The many-to-many communication paradigm is one of three major Internet computing paradigms, characterized by multiple users contributing and receiving information, with the information elements often interlinked across different websites. Developments such as file sharing, blogs, Wikis, and tagging are media forms that reflect this paradigm; these contrast with both the one-to-one (characterized by e-mail, FTP, and Telnet) and one-to-many (characterized by websites) paradigms.

With the evolution to the full "many-to-many" computing paradigm, people can input and receive information to and from the Internet; they will be able to connect and communicate dynamically within a flexibly formed scope; there will be no artificial boundary between information and communication tools, and the definition of "many" will go well beyond people to include entities such as organizations, products, processes, events, and concepts.

Many-to-many (data model)

In systems analysis, a many-to-many relationship is a type of cardinality that refers to the relationship between two entities A and B in which A may contain a parent instance for which there are many children in B and vice versa.

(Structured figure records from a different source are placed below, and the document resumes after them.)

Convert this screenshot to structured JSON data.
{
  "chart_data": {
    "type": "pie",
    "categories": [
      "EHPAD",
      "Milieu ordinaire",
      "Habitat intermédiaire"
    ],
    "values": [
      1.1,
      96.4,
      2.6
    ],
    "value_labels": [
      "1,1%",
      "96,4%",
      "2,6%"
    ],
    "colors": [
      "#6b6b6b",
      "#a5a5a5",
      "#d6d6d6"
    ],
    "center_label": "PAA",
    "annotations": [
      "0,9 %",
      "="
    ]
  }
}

For example, think of A as Authors, and B as Books. An Author can write several Books, and a Book can be written by several Authors.

In a relational database management system, such relationships are usually implemented by means of an associative table (also known as cross-reference table), say, AB with two one-to-many relationships A -> AB and B -> AB. In this case the logical primary key for AB is formed from the two foreign keys (i.e. copies of the primary keys of A and B).

In web application frameworks such as CakePHP and Ruby on Rails, a many-to-many relationship between database tables in a model is sometimes referred to as a HasAndBelongsToMany (HABTM) relationship.